Rassweiler goes on: “So if the car is not run down to zero charge and if there is a very effective battery cooling system, slamming in a quick charge might do the job. That’s a lot of ‘ifs’.”

And the Tesla system is not an option – it uses a proprietary plug and is not removable after the race.

What about an even bigger charger? The Silex hypercharger, claimed to offer 1.5mW recharge capacity, is aiming to make it to market next year. Even by the most optimistic standards, that’s unlikely. And even if such a charger was made available, today’s batteries simply couldn’t handle that charge rate. The charge rate is limited by the physical and chemical composition of the battery: using such a charger would be like trying to fill a drinking glass from a fire engine hose.

The infrastructure challenge

Then there’s the issue of power draw. “When someone develops and builds a suitable fast charger, where will the teams plug it in?” asks Rassweiler. If Formula E attracts a full field of 20 cars, there will be a sudden load of 2,400kW. That’s 2.4MW, roughly equivalent to adding 4,500 UK households to the grid.

And that’s not just once. Teams will need to recharge cars between practice and qualifying, between qualifying and the race, and during the race. “The local power utility will need to add this capacity for use one day a year or risk the race blacking out the city,” explains Rassweiler. That includes generating the power to meet peak demand and installing sufficient infrastructure to transmit and distribute the power. “This will need to be built and tested before the race, at every race destination.” None of that comes cheap.

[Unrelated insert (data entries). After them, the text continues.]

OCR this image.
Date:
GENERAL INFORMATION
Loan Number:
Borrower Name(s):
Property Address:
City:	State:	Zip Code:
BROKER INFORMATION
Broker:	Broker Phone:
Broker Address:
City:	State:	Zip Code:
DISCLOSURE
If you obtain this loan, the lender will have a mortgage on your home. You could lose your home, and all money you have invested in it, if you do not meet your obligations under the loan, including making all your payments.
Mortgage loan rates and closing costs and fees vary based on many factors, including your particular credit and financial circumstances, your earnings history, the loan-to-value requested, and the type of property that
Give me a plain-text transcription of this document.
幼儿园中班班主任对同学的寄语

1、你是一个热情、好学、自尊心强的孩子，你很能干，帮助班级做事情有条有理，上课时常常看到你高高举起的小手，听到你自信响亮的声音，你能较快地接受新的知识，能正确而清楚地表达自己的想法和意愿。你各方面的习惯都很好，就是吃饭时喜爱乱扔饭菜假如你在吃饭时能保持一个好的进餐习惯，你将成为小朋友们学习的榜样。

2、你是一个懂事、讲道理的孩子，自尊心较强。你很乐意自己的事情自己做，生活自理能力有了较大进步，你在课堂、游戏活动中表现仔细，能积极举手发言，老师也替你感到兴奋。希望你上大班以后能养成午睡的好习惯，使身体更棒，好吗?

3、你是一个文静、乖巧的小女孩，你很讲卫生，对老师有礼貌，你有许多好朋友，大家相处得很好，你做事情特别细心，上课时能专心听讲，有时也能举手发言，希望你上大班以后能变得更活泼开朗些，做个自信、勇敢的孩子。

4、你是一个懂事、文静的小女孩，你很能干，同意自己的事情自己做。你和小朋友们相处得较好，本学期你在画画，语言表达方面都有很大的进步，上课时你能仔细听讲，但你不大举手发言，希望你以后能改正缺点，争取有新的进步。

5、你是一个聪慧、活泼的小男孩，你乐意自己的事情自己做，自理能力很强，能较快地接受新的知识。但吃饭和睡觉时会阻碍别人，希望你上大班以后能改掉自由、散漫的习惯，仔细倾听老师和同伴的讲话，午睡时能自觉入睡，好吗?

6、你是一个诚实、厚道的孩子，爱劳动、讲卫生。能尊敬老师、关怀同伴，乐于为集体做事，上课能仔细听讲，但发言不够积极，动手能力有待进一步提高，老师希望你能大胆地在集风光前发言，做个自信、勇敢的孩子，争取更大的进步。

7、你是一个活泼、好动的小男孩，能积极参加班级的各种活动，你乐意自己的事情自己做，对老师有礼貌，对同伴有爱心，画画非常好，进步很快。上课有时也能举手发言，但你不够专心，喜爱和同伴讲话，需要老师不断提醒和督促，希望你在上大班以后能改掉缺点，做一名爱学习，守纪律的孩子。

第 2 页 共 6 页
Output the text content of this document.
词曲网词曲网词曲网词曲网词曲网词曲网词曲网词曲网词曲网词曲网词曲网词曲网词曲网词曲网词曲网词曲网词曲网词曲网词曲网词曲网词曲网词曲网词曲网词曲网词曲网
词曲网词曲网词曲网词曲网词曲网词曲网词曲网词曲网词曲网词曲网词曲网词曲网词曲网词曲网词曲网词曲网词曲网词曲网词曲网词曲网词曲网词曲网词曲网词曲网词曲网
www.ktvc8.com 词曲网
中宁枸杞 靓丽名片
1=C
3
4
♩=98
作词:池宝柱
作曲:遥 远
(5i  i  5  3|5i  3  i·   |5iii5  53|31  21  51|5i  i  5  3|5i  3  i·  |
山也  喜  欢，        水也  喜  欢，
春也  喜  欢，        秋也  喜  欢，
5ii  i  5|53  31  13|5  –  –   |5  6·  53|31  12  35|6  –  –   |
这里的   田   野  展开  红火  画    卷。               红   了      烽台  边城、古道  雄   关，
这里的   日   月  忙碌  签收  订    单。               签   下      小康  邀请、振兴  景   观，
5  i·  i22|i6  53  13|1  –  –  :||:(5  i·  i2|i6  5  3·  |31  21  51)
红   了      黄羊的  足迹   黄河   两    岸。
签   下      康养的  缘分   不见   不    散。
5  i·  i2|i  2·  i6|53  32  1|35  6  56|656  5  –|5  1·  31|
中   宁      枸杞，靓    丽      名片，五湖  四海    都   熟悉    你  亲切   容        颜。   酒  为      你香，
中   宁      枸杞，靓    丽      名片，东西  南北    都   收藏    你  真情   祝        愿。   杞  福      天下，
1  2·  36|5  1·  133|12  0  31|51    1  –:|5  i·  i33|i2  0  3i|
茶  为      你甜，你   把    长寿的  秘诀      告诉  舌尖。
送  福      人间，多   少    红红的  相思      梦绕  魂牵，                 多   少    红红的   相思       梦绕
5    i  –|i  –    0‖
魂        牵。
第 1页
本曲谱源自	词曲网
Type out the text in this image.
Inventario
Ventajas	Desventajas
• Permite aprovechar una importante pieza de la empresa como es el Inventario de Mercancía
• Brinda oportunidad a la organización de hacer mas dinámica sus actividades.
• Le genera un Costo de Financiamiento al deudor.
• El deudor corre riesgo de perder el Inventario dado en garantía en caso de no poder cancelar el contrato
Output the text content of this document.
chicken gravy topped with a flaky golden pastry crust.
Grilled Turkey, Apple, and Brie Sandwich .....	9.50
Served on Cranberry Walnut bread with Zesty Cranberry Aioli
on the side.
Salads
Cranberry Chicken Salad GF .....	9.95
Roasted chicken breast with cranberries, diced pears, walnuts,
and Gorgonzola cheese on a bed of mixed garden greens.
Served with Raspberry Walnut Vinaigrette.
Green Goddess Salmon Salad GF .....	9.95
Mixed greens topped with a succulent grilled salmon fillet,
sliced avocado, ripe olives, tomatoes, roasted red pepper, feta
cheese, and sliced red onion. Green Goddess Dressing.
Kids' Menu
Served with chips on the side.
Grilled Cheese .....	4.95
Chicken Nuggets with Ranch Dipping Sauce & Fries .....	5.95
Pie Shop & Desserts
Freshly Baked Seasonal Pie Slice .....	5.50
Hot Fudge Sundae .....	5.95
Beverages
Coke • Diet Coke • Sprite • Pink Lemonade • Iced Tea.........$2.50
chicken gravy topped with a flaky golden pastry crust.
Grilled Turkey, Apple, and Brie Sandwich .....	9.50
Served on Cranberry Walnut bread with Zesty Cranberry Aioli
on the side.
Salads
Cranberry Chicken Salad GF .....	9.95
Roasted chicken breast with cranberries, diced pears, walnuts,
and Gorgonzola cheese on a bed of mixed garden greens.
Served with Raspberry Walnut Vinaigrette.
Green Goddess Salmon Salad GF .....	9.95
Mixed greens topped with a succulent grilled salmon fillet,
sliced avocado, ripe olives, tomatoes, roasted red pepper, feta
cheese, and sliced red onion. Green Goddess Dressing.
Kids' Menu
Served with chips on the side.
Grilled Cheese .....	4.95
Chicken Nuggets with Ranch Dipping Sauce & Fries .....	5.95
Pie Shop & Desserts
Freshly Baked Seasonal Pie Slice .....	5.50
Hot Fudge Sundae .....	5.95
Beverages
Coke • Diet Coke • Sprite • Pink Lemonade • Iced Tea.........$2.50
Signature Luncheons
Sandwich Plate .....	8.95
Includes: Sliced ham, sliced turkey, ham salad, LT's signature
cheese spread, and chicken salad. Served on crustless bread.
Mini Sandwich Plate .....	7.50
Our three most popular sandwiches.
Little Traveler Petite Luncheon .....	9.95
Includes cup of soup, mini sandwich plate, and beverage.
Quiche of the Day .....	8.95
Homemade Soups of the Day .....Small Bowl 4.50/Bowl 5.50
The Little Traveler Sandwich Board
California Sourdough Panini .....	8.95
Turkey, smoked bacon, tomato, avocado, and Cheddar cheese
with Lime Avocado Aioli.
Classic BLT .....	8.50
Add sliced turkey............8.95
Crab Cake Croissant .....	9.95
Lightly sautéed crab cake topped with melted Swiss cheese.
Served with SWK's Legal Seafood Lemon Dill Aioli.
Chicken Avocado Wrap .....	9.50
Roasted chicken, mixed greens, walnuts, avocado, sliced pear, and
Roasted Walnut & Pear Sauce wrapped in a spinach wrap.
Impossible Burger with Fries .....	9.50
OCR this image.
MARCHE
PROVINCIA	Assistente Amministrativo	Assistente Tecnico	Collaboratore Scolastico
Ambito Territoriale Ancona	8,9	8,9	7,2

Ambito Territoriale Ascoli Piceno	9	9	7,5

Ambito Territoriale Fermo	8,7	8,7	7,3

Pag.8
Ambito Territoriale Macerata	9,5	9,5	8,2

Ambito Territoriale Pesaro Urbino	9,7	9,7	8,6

What’s more, recharging will take place during the day, when demand is already high. Shutting down a city’s power grid as well as its transport network for each street circuit is not a fast-track route to endearing the new series to local residents.

The elephant in the room smells of diesel

There is another way to produce local electricity without stressing the grid: diesel generators. While using on-site fossil-fuelled powerplants flies in the face of the championship’s environmental and noise aims, it might be the only realistic short-term solution that can provide enough capacity to get the batteries topped up.   

There’s a bright side though. Rassweiler says: “One third of the way into the race, when 20 generators lined up in the pit lane go to full power, the earth will shake. And nobody will miss the roar of the internal combustion engine.”

One thing is certain: Formula E engineers are going to have to be every bit as resourceful as their Formula 1 counterparts – if not more so – to assure technical success in the new series.